SPR is computed at the start of each postflop street. If you open-raise to 60, one opponent calls, and the pot becomes 130, your remaining stack of around 1,940 (assuming a 2,000 buy-in) gives you an SPR of 1940 / 130 = roughly 15.
SPR is the single most underused lever in bot strategy. Most developers pick a 100 big blind buy-in, hit SPR 13-15 by default, and never think about it again.
The thresholds that matter:
- SPR below 4 (short-stacked, committed). Almost any top-pair hand is committed. You can stack off profitably with pairs and big draws. Decision simplifies to "shove or fold."
- SPR 4 to 13 (medium). Standard postflop poker. Top pair is a value bet but not a stack-off hand. Draws have proper implied odds. Pot control matters.
- SPR above 13 (deep). You need much stronger hands to play for stacks. Top pair becomes a one-street value bet. Set-mining becomes profitable. Implied odds dominate.

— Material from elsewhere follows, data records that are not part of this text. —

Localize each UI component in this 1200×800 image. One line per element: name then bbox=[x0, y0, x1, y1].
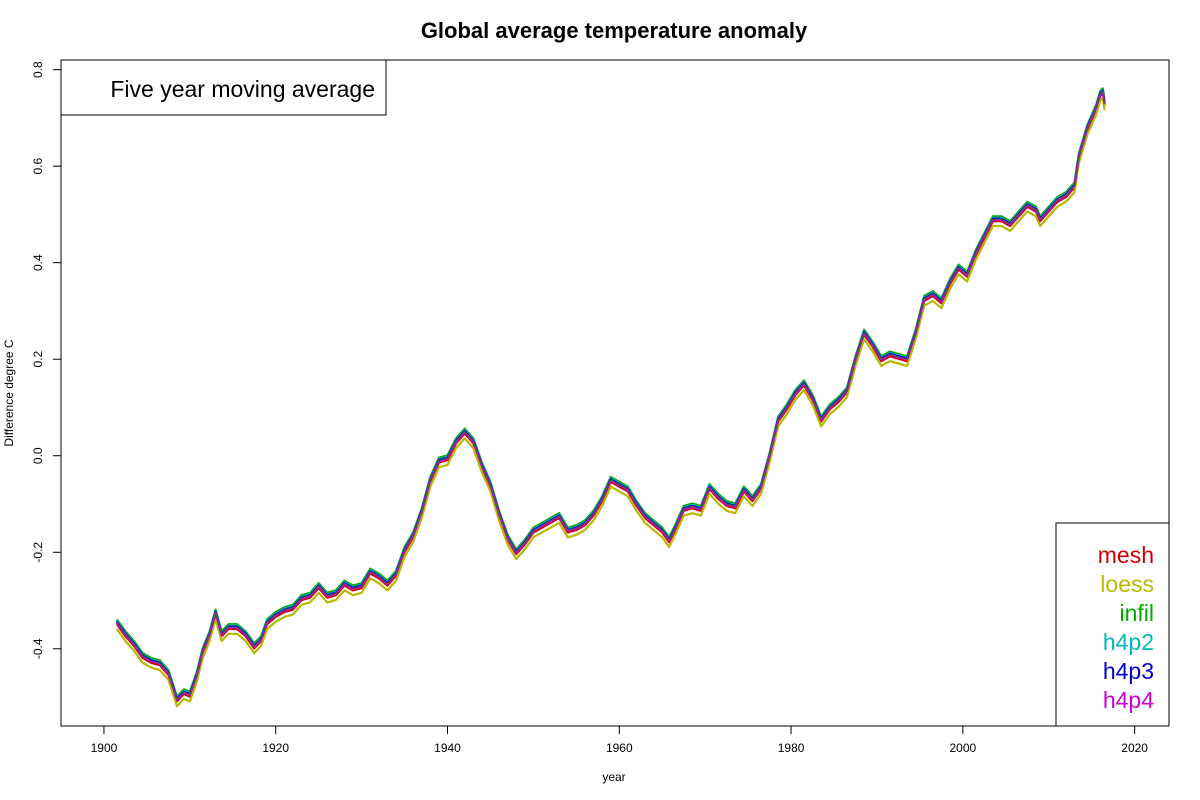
series-line-h4p2 bbox=[115, 88, 1106, 700]
x-tick-label: 1940 bbox=[434, 741, 461, 755]
series-lines bbox=[115, 87, 1106, 708]
y-tick-label: -0.4 bbox=[31, 638, 45, 659]
x-axis-label: year bbox=[602, 770, 625, 784]
legend-items: mesh loess infil h4p2 h4p3 h4p4 bbox=[1098, 542, 1154, 713]
legend-label-infil: infil bbox=[1119, 600, 1154, 626]
series-line-mesh bbox=[115, 92, 1106, 703]
annotation-frame bbox=[60, 59, 387, 116]
y-tick-label: 0.4 bbox=[31, 254, 45, 271]
y-axis: -0.4 -0.2 0.0 0.2 0.4 0.6 0.8 bbox=[31, 61, 62, 659]
x-tick-label: 2020 bbox=[1121, 741, 1148, 755]
legend-label-h4p4: h4p4 bbox=[1103, 687, 1154, 713]
x-tick-label: 1920 bbox=[262, 741, 289, 755]
legend-label-mesh: mesh bbox=[1098, 542, 1154, 568]
legend-frame bbox=[1055, 522, 1170, 727]
y-tick-label: 0.8 bbox=[31, 61, 45, 78]
y-tick-label: -0.2 bbox=[31, 542, 45, 563]
legend: mesh loess infil h4p2 h4p3 h4p4 bbox=[1055, 522, 1170, 727]
y-axis-label: Difference degree C bbox=[2, 339, 16, 447]
series-line-h4p4 bbox=[115, 90, 1106, 702]
annotation-text: Five year moving average bbox=[110, 76, 375, 102]
series-line-overlay bbox=[116, 90, 1106, 701]
y-tick-label: 0.2 bbox=[31, 351, 45, 368]
x-tick-label: 1900 bbox=[91, 741, 118, 755]
x-tick-label: 2000 bbox=[950, 741, 977, 755]
annotation-box: Five year moving average bbox=[60, 59, 387, 116]
series-line-loess bbox=[115, 97, 1106, 708]
legend-label-loess: loess bbox=[1100, 571, 1154, 597]
series-line-h4p3 bbox=[115, 89, 1106, 701]
x-tick-label: 1980 bbox=[778, 741, 805, 755]
y-tick-label: 0.0 bbox=[31, 447, 45, 464]
x-axis: 1900 1920 1940 1960 1980 2000 2020 bbox=[91, 725, 1148, 755]
legend-label-h4p3: h4p3 bbox=[1103, 658, 1154, 684]
x-tick-label: 1960 bbox=[606, 741, 633, 755]
y-tick-label: 0.6 bbox=[31, 158, 45, 175]
legend-label-h4p2: h4p2 bbox=[1103, 629, 1154, 655]
series-line-infil bbox=[115, 87, 1106, 698]
chart-title: Global average temperature anomaly bbox=[421, 18, 808, 43]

Why 50bb short stacks win on Open Poker:
Shallow stacks produce low SPR automatically, which means the postflop game tree is smaller. Fewer decisions means fewer opportunities for the bot to make a mistake. We have watched top bots on the leaderboard consistently use 1,000-chip buy-ins (50bb) and outperform bots at 200bb.
The framework comes from Professional No-Limit Hold em by Flynn, Mehta, and Miller (2007), which remains the cleanest SPR reference published.